On 9 March 1995 a plaster statue began to exude what appeared to be Tears and Blood of its own accord.
The statue has continued to produce tears and blood at unpredictable intermittent occasions ever since.
The statue has been submitted to X-ray examination on two separate occasions, one in 1995, and another in 2015.
The results showed that the statue is a solid plaster object moulded around an inner void. Had there been any perforation or hole between the void and the surface of the statue “even down to the thickness of a human hair” declared the radiologist, Dr Alberto Darras, “it would have been detected” (from the book UNSEEN).

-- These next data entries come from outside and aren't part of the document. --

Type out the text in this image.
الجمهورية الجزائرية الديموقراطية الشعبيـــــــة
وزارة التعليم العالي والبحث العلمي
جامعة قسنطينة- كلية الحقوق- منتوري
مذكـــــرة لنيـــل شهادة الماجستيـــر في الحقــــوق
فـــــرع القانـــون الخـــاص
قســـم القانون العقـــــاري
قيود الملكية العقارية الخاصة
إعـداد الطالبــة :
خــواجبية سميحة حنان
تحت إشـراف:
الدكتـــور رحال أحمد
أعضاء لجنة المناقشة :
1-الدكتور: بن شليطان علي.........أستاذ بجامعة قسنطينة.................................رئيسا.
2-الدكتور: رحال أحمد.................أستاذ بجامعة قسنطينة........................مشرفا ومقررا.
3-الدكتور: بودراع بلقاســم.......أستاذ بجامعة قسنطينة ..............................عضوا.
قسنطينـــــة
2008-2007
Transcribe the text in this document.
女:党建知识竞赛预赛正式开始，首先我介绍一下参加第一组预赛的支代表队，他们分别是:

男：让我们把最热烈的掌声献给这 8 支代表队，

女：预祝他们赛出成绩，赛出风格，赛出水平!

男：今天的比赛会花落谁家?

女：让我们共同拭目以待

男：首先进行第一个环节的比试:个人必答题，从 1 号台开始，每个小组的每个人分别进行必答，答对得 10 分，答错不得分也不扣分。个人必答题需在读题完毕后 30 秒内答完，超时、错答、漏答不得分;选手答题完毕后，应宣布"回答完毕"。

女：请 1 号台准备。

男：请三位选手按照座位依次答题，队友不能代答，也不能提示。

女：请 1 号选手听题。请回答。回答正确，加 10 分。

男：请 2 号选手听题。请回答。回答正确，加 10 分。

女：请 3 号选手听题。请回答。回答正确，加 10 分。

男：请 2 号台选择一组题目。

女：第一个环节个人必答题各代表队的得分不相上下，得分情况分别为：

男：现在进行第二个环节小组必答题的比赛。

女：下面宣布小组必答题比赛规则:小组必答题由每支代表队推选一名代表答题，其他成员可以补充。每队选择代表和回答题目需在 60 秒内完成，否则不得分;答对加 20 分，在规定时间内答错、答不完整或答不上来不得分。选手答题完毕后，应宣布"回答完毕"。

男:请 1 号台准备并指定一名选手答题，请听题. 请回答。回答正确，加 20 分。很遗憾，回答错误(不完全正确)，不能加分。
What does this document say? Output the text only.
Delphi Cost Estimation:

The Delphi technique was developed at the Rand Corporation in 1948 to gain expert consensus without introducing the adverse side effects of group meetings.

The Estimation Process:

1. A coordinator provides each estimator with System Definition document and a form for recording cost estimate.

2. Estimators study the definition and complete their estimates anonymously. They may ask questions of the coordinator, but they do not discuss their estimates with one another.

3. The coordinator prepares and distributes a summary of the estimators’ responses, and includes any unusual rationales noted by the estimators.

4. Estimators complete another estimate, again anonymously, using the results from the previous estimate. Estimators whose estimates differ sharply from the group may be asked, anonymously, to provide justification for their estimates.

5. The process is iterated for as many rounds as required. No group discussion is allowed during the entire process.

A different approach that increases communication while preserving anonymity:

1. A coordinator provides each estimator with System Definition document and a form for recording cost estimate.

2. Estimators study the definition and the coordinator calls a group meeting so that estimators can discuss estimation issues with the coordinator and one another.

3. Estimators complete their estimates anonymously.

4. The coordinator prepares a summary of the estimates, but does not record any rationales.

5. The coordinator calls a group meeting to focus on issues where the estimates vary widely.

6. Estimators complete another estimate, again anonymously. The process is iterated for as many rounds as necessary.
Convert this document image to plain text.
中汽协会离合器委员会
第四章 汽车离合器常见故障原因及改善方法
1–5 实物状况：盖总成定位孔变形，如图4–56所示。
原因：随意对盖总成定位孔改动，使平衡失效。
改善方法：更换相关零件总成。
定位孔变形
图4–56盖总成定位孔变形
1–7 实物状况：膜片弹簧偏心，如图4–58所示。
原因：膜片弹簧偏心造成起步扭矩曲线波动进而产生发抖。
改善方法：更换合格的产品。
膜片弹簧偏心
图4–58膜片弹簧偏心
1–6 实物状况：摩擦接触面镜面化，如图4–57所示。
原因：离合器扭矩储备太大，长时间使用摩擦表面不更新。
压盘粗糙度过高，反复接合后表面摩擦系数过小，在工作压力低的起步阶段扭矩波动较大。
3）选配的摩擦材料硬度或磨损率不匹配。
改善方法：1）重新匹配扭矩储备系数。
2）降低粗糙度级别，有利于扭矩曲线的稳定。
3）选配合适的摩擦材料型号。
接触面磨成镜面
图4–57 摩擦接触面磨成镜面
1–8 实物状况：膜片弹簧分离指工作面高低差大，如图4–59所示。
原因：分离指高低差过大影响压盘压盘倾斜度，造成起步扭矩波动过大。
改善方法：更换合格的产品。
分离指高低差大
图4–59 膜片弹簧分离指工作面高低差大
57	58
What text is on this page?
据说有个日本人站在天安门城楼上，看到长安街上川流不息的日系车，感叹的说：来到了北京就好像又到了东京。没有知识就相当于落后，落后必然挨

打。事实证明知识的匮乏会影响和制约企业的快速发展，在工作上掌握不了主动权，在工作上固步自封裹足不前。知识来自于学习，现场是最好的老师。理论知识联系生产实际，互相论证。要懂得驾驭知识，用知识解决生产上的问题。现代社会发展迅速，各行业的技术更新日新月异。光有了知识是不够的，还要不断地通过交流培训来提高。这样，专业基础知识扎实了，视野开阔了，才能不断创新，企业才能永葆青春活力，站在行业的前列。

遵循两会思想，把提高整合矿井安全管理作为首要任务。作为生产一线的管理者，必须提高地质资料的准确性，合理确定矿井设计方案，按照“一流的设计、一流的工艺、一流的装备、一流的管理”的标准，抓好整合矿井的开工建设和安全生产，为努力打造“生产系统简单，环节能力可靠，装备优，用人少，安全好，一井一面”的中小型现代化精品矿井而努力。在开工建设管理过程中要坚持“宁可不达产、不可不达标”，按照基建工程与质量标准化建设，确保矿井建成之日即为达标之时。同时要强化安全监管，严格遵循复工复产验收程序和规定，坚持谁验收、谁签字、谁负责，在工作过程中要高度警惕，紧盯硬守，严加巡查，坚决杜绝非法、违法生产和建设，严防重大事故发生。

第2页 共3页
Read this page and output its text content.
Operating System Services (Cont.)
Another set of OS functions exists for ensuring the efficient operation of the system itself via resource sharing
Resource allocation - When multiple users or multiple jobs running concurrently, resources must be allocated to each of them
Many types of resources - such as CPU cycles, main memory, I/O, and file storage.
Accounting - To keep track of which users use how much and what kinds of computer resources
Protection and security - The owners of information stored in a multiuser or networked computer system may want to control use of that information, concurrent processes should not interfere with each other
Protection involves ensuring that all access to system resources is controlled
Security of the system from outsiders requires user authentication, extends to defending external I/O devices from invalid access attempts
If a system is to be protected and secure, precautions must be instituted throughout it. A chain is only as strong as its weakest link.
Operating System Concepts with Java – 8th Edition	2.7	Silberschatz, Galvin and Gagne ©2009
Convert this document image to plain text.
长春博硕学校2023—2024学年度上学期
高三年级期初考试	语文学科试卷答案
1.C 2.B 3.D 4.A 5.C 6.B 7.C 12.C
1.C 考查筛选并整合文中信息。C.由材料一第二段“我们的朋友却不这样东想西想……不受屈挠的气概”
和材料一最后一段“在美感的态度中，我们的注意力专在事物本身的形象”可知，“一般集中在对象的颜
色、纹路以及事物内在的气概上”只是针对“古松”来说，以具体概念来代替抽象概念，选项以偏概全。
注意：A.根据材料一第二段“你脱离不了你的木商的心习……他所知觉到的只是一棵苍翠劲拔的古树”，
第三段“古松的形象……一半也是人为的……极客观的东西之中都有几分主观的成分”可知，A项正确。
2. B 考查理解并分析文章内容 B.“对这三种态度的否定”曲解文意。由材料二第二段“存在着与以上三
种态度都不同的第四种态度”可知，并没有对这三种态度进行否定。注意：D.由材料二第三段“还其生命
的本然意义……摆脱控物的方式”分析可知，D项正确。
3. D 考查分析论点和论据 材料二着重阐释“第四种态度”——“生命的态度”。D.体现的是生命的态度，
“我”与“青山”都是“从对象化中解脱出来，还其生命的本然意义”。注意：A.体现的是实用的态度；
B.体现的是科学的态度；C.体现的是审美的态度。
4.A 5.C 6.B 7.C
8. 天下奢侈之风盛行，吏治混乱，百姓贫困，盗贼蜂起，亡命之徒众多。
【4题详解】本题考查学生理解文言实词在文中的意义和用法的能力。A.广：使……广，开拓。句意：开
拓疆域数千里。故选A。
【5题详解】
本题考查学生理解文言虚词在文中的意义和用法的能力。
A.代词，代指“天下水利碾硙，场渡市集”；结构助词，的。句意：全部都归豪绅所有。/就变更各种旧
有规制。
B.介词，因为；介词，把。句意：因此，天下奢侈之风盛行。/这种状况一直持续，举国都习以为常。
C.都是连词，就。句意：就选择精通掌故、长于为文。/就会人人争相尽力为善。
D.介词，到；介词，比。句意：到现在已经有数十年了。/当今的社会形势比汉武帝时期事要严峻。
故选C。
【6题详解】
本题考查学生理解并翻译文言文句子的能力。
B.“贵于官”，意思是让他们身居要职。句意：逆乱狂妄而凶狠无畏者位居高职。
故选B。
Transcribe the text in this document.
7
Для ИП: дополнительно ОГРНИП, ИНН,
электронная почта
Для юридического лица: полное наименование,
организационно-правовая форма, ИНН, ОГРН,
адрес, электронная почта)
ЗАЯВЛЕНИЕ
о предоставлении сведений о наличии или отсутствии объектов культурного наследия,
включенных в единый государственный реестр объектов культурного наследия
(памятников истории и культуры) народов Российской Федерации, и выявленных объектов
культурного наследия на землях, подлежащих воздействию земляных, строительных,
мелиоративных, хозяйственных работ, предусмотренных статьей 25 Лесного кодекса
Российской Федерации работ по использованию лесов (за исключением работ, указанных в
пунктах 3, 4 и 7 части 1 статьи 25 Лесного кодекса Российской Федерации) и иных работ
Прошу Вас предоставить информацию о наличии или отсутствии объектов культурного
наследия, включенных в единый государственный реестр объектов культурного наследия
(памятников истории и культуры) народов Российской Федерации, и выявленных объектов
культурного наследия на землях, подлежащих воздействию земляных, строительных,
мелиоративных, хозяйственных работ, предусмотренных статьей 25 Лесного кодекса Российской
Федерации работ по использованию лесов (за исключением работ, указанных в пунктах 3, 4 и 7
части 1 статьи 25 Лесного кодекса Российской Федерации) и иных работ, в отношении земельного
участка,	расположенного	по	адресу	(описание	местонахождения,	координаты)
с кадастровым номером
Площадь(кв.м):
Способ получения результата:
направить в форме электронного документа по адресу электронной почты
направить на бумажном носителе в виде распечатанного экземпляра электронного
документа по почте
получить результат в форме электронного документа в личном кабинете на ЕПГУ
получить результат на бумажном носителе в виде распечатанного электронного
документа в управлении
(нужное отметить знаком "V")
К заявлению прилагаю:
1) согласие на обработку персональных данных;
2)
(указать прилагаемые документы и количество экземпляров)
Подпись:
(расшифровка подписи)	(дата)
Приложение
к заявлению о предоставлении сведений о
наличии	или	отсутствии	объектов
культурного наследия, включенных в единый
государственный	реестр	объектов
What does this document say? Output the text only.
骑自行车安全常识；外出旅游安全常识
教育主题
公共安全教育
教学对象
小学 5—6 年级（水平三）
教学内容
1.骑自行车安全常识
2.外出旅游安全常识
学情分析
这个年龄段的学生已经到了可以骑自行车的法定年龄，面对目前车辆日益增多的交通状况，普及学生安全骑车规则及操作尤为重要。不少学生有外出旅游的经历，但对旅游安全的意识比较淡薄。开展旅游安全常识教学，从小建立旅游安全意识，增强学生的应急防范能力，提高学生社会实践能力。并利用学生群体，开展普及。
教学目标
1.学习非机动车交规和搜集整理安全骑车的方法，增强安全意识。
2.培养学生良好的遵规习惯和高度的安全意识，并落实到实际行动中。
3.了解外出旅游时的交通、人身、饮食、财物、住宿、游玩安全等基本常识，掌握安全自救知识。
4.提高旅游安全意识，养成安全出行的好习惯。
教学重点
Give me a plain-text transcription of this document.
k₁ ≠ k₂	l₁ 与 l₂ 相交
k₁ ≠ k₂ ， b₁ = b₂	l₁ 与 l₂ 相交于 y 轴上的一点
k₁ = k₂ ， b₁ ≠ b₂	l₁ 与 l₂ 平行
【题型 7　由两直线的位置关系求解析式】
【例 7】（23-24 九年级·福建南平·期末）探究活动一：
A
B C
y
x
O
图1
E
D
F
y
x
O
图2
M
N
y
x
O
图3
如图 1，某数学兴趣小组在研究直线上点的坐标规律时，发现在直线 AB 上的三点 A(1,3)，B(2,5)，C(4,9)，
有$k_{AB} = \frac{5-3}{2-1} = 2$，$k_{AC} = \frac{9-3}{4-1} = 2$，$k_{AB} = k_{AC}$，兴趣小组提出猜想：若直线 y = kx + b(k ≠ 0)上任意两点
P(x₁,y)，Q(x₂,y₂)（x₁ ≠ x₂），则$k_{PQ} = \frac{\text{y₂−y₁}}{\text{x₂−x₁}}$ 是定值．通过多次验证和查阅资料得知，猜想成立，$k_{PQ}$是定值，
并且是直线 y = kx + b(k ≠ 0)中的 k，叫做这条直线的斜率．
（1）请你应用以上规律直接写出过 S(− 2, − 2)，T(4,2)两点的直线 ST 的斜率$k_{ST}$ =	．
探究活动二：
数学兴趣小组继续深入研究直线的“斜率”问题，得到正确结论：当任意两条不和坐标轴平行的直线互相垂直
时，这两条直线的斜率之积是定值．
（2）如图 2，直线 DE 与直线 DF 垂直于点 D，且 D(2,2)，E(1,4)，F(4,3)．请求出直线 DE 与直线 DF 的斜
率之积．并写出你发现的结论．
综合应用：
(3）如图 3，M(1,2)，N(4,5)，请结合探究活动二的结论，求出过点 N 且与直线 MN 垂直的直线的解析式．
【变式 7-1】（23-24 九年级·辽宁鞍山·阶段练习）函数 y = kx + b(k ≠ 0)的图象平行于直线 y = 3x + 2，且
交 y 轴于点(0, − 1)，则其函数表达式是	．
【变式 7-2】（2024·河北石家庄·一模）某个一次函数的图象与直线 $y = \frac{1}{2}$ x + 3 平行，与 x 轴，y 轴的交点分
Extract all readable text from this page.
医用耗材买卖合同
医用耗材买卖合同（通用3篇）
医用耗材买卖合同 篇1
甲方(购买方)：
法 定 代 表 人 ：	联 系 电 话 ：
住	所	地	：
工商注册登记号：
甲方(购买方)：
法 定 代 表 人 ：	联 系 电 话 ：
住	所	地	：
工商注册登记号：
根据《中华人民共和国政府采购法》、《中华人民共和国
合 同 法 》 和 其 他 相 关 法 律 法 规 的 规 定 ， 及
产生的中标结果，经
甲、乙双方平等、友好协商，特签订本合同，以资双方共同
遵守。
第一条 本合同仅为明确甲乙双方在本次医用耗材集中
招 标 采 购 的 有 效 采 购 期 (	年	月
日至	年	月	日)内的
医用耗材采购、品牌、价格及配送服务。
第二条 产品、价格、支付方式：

The statue has been filmed to weep and bleed on numerous occasions and on two of those occasions it was witnessed and filmed by Ron Tesoriero.
Ron has had samples of the blood collected from the statue examined by DNA experts and Pathologists.
In separate and independent DNA labs, the blood has been found to be human, but no human genetic profile has been forthcoming.
Professor Angelo Fiori of the Department of Legal medicine, Gemelli Hospital in Rome Italy summed up the situation in the words of his report to Ron on 23 April 1998,
“The new analysis performed on the blood stains allowed only to confirm that the material examined is blood and that it has human origin. However and surprisingly, the new DNA analyses were again completely negative, that is, no PCR amplification was obtained although the specimen is quite abundant.
I have no explanation for this unusual phenomenon.”
In December 2000, Forensic pathologist Dr Robert Lawrence examined a piece of dried blood that had been plucked from the statue. It was a blind test.
Quoting from the Book UNSEEN:
“He described what he had examined as a dried blood scab with a basal layer of epidermal cells (skin). In an interview he said it looked as if “blood had been pulled from the face of a person like a scab that takes with it part of the skin. Delicate thin skin, skin that has no thick keratin layer, not skin that would come from the palms or soles of the feet or the back, but skin from the face.”
In one of the samples certain clusters of cells were present. These were identified by Dr Richard Haskell, Histopathologist and Cytopathologist. Quoting from the interview Ron had with him on 14 February 2007, in the book REASON TO BELIEVE, he said:
“There are clusters of cells throughout the blood sample. The cell clusters look like squamous stratified epithelial tissue. It is non- keratinized. It could be skin from the mouth, the inner parts of the lips or the inner parts of the nose. It is also possible that the tissue in the sample could have had the keratin layer stripped from it, and if that was so, the tissue would be from a deeper layer of skin from another part of the body such as the face. It would be abnormal to find this tissue in blood. So the admixture of fragments of tissue with the blood sample would seem to indicate that the material has come from some sort of wound, where the flesh has been ruptured and has produced bleeding…. The injury more likely has been caused by a blow or blows from a blunt object which has fractured and traumatized the tissue admixing it with the blood of the wounds.”
Dr Richard Haskell, Histopathologist and Cytopathologist
The Statue is Showing Attributes of a Suffering Living Person
Scientific examination of the blood reveals that the statue is showing attributes of a suffering living person. The blood has been found to be human and from a person who has been brutally injured resulting in scab formation on the wounds as part of the healing process. The healing process can only come about through the complex activity within a living body.
The phenomenon associated with this statue is perhaps unparalleled in history and continues to be the subject of examination by Ron Tesoriero. The latest in Ron’s work on the statue is outlined in his latest book, My Human Heart: Where Science and Faith Collide.